Share
Linked In Facebook X (Twitter) Copy
Publication

Smart Adaptive Lighting Module

Share
Linked In
Facebook
Twitter
Copy
Share
banner image

Authors: 
Bhavik Joshi 

Abstract:
The proposed invention, the "Smart Adaptive Lighting Module," works by dynamically adjusting the lighting conditions under which produce is viewed by a recognition system. The goal is to provide consistent, optimal lighting that allows the system to accurately recognize different types of produce, regardless of the external lighting conditions.

Background:
The invention addresses the problem of variable and inconsistent lighting conditions in retail environments, which can significantly affect the performance of produce recognition systems. These systems typically rely on computer vision and machine learning algorithms to identify different types of produce, and changes in lighting can alter the appearance of the produce, making it harder for the system to accurately recognize them.

One known solution to this problem is to use a controlled lighting environment, such as a light box, to illuminate the produce. This ensures that the produce is always viewed under the same lighting conditions, regardless of the external lighting. However, this solution can be expensive and impractical to implement in a fast-paced retail environment. It also doesn't eliminate the influence of external lighting, especially in brightly lit stores.

Another solution is to train the recognition system on a diverse dataset that includes images of produce under a variety of lighting conditions. This can make the system more robust to changes in lighting. However, it can be challenging to collect a sufficiently diverse dataset, and even then, the system may still struggle with lighting conditions that were not included in the training data.

While the known solutions can mitigate the effects of variable lighting conditions to some extent, they are not completely effective and have significant drawbacks. A solution that can dynamically adjust to any lighting condition, like the proposed invention, could significantly improve the accuracy and robustness of produce recognition systems. The use of machine learning allows the system to learn from experience and continuously improve its performance over time, which is a significant advantage over static solutions.

Description:

The proposed invention, the "Smart Adaptive Lighting Module," works by dynamically adjusting the lighting conditions under which produce is viewed by a recognition system. The goal is to provide consistent, optimal lighting that allows the system to accurately recognize different types of produce, regardless of the external lighting conditions.

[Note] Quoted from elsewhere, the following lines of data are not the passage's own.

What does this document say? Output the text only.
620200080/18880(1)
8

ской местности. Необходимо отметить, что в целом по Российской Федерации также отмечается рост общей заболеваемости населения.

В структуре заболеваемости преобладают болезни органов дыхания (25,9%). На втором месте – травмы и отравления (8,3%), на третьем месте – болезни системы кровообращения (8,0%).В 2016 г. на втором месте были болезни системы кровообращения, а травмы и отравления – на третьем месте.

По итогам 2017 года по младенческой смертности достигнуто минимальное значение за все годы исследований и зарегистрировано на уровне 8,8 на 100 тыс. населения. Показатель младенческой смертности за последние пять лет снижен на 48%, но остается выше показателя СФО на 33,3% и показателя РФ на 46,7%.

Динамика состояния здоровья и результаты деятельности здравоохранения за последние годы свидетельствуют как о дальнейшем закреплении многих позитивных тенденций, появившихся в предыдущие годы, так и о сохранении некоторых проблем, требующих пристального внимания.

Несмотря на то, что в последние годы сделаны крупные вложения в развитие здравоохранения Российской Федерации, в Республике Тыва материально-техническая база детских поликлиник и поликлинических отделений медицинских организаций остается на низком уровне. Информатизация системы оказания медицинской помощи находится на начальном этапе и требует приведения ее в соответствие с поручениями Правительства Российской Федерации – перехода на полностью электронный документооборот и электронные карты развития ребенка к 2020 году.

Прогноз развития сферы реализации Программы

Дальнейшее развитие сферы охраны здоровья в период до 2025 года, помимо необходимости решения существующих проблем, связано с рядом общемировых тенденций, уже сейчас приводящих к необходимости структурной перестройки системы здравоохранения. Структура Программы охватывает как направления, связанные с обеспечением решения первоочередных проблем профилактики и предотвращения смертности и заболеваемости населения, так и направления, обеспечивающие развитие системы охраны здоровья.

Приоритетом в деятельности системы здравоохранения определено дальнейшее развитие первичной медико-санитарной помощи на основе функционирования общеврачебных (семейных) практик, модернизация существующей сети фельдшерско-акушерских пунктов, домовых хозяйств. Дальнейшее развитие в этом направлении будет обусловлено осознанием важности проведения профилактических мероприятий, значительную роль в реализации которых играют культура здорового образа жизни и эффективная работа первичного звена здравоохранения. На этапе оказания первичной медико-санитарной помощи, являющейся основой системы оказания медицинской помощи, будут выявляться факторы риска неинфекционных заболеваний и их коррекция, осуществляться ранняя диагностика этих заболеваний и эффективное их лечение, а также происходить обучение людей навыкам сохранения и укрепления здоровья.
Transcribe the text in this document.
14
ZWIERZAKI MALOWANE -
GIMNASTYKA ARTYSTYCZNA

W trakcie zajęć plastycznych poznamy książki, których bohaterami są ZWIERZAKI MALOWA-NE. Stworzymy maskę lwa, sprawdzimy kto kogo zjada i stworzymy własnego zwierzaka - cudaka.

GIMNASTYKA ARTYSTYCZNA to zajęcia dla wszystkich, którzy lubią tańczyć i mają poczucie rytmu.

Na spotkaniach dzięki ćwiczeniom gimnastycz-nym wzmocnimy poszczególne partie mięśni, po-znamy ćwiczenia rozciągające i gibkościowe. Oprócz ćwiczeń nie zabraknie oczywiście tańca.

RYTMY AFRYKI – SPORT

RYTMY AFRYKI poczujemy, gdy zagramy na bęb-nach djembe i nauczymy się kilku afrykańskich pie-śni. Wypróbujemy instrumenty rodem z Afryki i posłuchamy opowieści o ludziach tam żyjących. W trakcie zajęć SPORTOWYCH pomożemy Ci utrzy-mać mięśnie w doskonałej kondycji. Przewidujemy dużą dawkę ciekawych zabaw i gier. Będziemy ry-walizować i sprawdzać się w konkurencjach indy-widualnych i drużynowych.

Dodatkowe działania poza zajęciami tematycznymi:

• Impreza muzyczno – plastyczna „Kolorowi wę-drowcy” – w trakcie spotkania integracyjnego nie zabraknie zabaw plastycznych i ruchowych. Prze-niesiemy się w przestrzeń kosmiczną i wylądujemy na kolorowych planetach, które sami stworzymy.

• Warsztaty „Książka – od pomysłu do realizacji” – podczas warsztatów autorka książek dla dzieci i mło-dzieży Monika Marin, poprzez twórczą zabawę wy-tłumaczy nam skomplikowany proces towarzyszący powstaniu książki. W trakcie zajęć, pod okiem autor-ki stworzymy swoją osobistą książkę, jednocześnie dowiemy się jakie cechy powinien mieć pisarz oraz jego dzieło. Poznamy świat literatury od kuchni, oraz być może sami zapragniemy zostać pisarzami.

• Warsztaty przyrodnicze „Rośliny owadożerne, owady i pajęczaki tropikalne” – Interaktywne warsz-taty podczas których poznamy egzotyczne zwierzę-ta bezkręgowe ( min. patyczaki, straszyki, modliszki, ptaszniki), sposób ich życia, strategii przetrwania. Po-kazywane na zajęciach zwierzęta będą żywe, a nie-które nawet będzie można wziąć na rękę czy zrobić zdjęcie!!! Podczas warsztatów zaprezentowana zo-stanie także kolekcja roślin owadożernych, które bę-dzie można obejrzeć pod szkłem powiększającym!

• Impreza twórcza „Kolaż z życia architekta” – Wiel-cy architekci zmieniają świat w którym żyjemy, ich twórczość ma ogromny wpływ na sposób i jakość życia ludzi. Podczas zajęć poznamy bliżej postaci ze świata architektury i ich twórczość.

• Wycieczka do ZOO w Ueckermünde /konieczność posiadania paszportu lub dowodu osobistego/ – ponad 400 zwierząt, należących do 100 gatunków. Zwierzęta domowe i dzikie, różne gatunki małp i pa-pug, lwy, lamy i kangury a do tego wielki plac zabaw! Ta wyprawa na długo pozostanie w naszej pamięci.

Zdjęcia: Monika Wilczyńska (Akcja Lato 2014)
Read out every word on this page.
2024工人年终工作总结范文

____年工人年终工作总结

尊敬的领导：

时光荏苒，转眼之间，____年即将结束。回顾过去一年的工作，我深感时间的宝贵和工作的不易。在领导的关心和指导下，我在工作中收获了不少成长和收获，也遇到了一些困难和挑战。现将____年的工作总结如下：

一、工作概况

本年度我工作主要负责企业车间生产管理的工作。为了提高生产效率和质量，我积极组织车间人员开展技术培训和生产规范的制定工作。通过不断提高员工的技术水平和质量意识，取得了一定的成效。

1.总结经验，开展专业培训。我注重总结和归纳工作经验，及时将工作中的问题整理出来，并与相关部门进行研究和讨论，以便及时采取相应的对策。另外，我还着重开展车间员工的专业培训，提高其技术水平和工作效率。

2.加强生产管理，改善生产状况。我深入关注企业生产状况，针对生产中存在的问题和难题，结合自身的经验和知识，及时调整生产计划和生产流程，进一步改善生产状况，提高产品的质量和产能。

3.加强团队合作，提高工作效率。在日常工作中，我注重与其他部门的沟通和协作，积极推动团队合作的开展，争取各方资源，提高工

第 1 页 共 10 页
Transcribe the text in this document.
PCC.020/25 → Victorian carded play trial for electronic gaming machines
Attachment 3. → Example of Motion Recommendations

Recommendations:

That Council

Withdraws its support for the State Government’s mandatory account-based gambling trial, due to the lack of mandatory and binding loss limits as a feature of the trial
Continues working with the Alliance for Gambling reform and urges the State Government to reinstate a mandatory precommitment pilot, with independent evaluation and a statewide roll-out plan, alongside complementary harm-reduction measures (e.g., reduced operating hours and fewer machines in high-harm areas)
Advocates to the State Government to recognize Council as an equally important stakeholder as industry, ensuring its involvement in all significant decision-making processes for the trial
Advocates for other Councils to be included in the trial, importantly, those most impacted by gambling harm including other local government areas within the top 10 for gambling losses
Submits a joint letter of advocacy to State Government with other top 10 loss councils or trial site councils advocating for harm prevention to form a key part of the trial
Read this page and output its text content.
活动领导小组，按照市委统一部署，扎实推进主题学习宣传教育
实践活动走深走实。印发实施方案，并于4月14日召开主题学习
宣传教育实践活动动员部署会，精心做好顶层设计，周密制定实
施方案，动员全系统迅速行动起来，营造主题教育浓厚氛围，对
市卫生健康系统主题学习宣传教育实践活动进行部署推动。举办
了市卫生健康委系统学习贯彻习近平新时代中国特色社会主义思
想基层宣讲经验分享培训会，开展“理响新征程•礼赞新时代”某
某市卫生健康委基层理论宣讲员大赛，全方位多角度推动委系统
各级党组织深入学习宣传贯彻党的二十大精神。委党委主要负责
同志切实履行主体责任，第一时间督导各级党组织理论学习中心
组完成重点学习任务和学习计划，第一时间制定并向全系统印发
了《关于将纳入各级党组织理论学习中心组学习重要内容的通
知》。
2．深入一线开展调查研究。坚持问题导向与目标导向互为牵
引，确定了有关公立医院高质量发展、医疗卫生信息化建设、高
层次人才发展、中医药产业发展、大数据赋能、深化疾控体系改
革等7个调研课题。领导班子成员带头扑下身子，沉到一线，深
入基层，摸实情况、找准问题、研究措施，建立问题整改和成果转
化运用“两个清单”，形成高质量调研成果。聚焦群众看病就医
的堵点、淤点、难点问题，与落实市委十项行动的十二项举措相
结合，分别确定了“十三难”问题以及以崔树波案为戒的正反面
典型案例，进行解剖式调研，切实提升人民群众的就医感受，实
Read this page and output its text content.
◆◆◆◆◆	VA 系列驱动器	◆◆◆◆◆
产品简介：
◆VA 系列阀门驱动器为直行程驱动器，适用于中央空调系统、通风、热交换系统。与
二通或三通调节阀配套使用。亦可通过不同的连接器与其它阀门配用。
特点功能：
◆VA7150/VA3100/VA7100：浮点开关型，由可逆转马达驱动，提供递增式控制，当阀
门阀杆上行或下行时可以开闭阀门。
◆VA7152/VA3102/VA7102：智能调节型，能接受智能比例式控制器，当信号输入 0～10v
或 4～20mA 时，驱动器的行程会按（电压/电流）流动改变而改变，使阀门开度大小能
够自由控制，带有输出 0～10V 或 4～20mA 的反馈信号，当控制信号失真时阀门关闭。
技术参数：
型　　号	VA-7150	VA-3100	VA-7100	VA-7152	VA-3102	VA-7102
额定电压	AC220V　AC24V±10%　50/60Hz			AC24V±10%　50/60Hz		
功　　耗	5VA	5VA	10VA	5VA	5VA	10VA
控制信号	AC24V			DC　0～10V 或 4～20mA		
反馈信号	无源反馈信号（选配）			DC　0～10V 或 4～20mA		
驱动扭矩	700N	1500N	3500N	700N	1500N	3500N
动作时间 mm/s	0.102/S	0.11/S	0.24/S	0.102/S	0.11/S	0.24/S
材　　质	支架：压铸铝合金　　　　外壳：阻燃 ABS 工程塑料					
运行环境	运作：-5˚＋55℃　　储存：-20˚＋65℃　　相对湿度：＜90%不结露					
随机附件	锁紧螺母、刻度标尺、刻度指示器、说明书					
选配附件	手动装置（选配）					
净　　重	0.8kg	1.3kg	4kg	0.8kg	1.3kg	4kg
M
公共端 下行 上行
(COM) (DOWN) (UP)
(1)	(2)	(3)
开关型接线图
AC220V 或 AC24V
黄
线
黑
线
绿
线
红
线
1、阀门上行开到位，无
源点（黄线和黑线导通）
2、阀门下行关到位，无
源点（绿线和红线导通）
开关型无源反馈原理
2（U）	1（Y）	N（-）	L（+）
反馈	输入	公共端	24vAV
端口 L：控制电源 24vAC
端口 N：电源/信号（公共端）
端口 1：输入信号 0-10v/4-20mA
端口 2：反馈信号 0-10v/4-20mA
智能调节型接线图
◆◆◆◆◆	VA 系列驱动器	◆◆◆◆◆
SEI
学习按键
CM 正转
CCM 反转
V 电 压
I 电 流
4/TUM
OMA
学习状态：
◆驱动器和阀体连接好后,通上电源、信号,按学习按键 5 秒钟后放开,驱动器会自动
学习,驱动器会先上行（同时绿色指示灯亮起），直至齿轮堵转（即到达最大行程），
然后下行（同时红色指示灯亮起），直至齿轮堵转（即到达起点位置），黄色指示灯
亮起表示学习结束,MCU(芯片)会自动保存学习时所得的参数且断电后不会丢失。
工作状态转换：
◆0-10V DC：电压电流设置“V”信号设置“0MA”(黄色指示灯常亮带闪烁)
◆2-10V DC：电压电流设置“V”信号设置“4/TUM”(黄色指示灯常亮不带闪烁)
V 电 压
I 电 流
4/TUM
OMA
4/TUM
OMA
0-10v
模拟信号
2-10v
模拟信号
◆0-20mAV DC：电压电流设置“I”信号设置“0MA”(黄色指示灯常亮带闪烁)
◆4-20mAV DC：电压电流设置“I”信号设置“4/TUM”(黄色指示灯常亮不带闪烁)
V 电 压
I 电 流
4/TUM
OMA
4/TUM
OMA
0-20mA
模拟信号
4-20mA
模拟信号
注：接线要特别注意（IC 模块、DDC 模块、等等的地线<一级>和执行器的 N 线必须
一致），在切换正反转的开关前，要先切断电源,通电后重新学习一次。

The core of this module would be a high-intensity, natural white light LED array that can dynamically adjust its intensity and color temperature based on the ambient lighting conditions. This would ensure that the produce is always illuminated with consistent, optimal lighting, regardless of the external environment.

The module will include a small sensor array to continuously monitor the ambient light conditions. This data would be fed into a machine learning algorithm that has been trained to determine the optimal LED settings for any given lighting condition.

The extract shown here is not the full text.